The state is still working out the logistics, but a retiree medical trust is a fairly straightforward concept: Employers either transfer employee money or make their own contribution, and this combination of funds is deposited into one big pool, says Shana Saichek, a California attorney who created the concept 20 years ago. It operates similarly to a defined benefit pension, but the money -- which can be used solely for health-related expenses -- is pooled, and the trustees maintain an actuary who looks at the income, demographics, investment and returns, and then projects the payout benefit to retirees with varying years of service.
The payout amount is graduated, so a career employee of 20, 25 or 30 years may receive a benefit of $600 per month; however, the benefit isn't vested. "So this year, the trustee set the benefit for $600 a month for a career employee," Saichek says. "If there's a drop in the market, the benefit might go down next year to $550. And the following year it could go up. It's variable."
The retiree medical trust is more beneficial than an individual health savings because once the individual retires, he's no longer investing in an account. "You're going to get very conservative with it to save the principle, whereas if you stay in this pool that has money continually being contributed into it, the trustees continue investing in a balanced account," she says. "That means you're going to have better long-term returns, which is more money for benefits. It's a very important distinction from an individual account."
Local unions representing firefighters and police officers in California, Oregon and Washington state, to name a few, have used this approach for many years. But in mid-May, the New Hampshire Legislature made the state the first in the nation to formally support this strategy; however, individual state agencies, cities and counties must negotiate terms with their unions.
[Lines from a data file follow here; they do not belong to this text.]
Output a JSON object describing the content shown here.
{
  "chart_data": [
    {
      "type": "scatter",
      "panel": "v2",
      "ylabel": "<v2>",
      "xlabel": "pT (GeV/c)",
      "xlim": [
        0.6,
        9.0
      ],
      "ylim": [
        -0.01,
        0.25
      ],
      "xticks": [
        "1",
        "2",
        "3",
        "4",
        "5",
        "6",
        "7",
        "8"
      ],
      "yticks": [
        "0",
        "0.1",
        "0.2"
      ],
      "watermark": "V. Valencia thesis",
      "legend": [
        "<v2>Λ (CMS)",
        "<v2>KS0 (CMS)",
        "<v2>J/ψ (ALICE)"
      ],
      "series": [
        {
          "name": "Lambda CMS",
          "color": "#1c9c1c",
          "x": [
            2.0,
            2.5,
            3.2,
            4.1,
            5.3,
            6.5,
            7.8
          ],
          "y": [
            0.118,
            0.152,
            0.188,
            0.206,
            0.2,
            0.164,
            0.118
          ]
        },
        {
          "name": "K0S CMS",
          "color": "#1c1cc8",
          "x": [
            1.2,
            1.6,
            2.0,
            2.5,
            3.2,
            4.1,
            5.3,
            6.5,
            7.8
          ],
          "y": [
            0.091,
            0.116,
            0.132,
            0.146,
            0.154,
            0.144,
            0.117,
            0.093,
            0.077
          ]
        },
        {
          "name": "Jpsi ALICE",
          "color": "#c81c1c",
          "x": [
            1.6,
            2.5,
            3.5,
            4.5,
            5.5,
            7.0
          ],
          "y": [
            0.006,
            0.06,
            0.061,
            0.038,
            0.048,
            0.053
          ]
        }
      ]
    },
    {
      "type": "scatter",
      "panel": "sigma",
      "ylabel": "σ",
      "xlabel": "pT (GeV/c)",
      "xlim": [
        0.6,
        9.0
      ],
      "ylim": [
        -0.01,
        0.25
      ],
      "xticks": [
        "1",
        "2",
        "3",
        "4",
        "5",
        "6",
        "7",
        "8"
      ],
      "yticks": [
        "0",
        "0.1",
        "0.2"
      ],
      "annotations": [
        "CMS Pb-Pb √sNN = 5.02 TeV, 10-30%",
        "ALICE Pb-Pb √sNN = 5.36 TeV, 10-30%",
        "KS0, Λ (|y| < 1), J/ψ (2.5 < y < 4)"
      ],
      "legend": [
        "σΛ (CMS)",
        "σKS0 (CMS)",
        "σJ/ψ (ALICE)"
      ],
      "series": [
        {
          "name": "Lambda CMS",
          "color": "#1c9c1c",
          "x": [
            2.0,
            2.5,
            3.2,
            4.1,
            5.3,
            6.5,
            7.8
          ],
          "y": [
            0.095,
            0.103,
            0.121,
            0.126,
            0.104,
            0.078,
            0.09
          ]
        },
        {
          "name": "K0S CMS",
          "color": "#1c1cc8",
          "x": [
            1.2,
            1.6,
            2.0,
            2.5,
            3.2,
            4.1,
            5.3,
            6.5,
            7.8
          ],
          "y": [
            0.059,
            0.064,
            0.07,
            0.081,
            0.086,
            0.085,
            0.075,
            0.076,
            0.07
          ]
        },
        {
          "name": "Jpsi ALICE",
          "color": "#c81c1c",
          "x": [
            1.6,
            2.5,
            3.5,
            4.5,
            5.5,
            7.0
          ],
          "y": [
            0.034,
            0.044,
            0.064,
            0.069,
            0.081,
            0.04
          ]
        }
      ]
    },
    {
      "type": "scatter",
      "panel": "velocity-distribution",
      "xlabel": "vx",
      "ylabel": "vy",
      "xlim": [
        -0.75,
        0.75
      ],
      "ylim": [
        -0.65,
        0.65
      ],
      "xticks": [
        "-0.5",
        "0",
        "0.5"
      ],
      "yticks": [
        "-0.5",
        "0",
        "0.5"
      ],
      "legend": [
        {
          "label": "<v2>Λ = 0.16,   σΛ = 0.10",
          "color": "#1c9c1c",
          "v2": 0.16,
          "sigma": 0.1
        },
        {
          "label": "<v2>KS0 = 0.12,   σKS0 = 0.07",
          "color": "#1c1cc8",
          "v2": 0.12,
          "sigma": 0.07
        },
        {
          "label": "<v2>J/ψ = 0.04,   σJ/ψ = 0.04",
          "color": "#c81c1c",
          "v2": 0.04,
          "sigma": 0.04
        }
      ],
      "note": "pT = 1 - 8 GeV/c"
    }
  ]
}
And the unions and employees' associations see this strategy as the way to go, says Gary Smith, president of New Hampshire's State Employees' Association (SEA). Smith says SEA is working to open its members' eyes to the fact that public employers are under a lot of pressure to jettison the liability -- to dump the benefits, so to speak. "That would be devastating to retirees," he says. "They're already making meager pensions that aren't keeping up with the cost of living. If the cost of their health care got shifted onto them abruptly because the public employers dropped that commitment, then we're going to be in a world of hurt." SEA is currently looking at ways to address that, and is working with the state on providing a sustainable benefit for retirees while simultaneously working to address the liability of it.
"This is an evolving conversation," Smith says. "But with respect to this environment as it's unfolding, I think we're being responsible and proactive. And the state is not relieved of this burden; we're saying, 'Let's work on this jointly, productively and proactively.'"
Saichek says she wouldn't be surprised if this concept expands to more state and local governments. "Everybody's facing a budget crunch, and retiree health-care cost is a growing problem," she says. "It's an approach -- [and] one solution -- to that problem."